Mentors
Vincent Conitzer & Emanuel Tewolde
Akash Kundu
Bio
I am Akash Kundu, a final-year Computer Science undergraduate with several years of experience in technical AI Safety, particularly in evaluating and stress-testing large language models. My work focuses on uncovering behavioural failures in LLMs: dark patterns, sycophancy, harmful reasoning, multilingual vulnerabilities, and other inconsistencies. I’ve co-authored research presented at venues such as ICLR, AAAI, and NeurIPS, and have worked with Apart Research, FAR AI, and Humane Intelligence on evaluation pipelines, adversarial prompting, and cross-cultural red-teaming.
Research Interests
Recently, I’ve been moving toward questions about how model behaviour shifts in multi-agent settings.

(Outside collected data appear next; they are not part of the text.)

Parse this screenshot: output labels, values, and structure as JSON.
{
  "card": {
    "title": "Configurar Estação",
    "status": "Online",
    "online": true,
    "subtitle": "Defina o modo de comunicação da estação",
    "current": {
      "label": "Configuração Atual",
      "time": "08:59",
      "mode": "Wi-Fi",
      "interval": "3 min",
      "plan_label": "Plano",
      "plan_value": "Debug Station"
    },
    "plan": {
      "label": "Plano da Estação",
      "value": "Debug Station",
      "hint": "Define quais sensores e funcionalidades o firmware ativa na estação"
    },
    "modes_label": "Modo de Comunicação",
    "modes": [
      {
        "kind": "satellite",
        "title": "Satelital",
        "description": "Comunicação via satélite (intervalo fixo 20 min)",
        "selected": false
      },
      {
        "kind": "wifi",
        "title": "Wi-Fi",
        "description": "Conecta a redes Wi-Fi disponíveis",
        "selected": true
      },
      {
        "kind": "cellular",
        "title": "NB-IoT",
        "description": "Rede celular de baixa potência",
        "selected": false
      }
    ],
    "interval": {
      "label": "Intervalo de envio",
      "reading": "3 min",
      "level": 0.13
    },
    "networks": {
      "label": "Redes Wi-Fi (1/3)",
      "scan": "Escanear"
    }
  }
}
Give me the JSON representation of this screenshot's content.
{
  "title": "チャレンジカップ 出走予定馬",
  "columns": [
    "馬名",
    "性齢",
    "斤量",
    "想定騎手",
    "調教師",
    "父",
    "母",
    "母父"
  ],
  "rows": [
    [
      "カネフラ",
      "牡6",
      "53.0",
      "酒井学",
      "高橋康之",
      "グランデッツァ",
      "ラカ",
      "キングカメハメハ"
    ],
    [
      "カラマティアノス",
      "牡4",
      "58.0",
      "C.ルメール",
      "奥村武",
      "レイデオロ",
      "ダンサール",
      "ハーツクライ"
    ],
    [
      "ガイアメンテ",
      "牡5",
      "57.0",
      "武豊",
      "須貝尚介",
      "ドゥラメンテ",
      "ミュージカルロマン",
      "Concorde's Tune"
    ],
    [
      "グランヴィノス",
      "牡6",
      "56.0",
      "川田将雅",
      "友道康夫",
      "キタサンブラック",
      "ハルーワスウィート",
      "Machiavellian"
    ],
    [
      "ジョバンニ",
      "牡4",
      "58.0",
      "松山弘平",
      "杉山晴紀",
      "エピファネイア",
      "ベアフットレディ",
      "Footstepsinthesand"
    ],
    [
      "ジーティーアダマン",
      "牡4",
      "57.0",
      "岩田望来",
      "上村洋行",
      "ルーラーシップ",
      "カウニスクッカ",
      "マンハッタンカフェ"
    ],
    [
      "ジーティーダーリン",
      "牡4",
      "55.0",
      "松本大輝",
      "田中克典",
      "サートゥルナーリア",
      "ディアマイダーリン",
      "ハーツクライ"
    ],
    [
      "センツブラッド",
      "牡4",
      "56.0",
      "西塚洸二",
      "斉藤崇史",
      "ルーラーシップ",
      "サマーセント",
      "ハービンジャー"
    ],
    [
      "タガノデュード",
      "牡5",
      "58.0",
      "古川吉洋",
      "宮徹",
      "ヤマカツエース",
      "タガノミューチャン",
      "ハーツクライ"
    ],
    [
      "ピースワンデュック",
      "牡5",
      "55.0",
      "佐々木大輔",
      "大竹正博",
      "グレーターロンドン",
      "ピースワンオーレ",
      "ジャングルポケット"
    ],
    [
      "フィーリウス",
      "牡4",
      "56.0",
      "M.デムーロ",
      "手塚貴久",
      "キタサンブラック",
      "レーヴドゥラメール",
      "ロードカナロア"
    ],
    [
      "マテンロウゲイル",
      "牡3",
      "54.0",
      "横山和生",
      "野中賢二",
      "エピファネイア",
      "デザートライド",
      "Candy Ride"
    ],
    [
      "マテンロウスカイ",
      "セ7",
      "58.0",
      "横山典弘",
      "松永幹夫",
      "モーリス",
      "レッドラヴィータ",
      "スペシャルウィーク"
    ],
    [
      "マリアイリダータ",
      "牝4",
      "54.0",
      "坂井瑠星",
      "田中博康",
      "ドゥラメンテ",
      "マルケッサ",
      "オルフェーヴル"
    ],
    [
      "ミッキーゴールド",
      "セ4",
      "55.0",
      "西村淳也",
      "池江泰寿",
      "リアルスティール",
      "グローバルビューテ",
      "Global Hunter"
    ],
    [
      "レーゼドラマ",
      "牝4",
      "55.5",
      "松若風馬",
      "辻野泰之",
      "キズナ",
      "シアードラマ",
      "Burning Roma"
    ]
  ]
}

I’m especially interested in cooperation, signalling, sanctioning, conflict, and emergent group-level failures as models become more agentic and interactive. I plan to pursue a PhD in AI Safety, and this fellowship is a way for me to deepen my understanding of cooperative dynamics, multi-agent safety, and mechanisms that can support aligned behaviour in groups of AI systems.
Project Proposal
Similarity-Based Cooperation and Communication - This project investigates how perceived similarity between LLM agents affects their communication strategies and emergence of cooperation. It combines similarity-based cooperative equilibrium concepts with cheap-talk communication in a feasible three-month scope.